Researchers have developed new characterization methods to study the surface of electrodes used in a water splitting reaction.
Water splitting is widely regarded as a potentially interesting step towards realization of hydrogen storage, a renewable energy source that is carbon-free. During the process, water is split into hydrogen and oxygen, and hydrogen separates at the surface of the cathode electrode. The hydrogen can subsequently be separated from the electrode and stored in a hydrogen fuel cell for later use.
Hydrogen storage from water splitting is facing a number of technical and economic challenges. Among those challenges are anode corrosion under acidic condition and anodic polarization, that shorten material lifetimes, leading to increased costs of use. The oxidation becomes much less of a problem if the anode is made of certain special materials, such as iridium and its oxides or hydroxides. Because iridium is one of the scarcest elements on earth, efforts are underway to synthesize such materials and optimize their use in anodes. To develop such synthesis and optimization strategies it is vital to understand what drives stability and electrochemical activity in these materials. Now, researchers have developed new characterization methods to quantify the amount of the material, and location of active species participating in the reaction, on the surface of iridium oxide electrodes. Knowledge of these parameters is key to the characterization of existing electrodes and development of improved ones.

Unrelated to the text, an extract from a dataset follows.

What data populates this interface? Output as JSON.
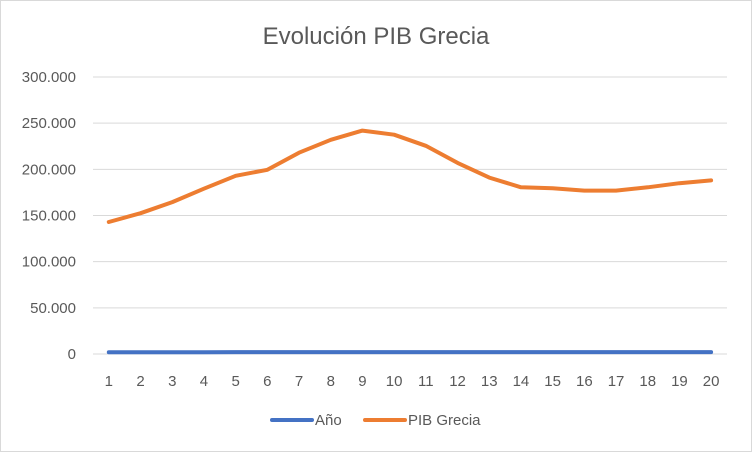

Image from Velasco-Velez et al, J. Am. Chem. Soc. 2021, 143, 32, 12524-12534, reproduced under a CC 4.0 license.
In a paper published recently in the Journal of the American Chemical Society, researchers from five different countries describe the combined use of operando X-ray absorption spectroscopy (XAS) with operando X-ray photoelectron spectroscopy (XPS) to provide complementary information on anode properties. They enhanced the amount of information collected from XAS by precise nanostructuring of the electrode, which increased its surface-to-bulk ratio. By combining these measurements with calculations, the nature of the active species and their distribution in the surface and near-surface region of the anode during the electrocatalytic oxidation of water was determined. In subsequent steps, the scientists performed XPS on the same electrodes in the presence of an electrolyte, thus in conditions under which the anode actually operated in a real water-splitting device. Aside from confirming the results obtained with XAS, they obtained further information that was not available from XAS alone, such as near-surface oxidation states. These two tools combined with each other and with ab-initio calculations provide a powerful new method that can be used to improve iridium-based electrodes for water splitting and hydrogen storage.
Graphene played an important enabling role in the research. Graphenea team members produced and transferred monolayer CVD graphene on top of silicon nitride membranes, and the graphene was used as an electrode owing to graphene’s good electrical conductivity and leak-tight sealing. The electrodes were decorated with iridium nanoparticles for the XAS and XPS studies. The ultrathin, yet structurally robust graphene served as an ideal support to study the active material with these methods.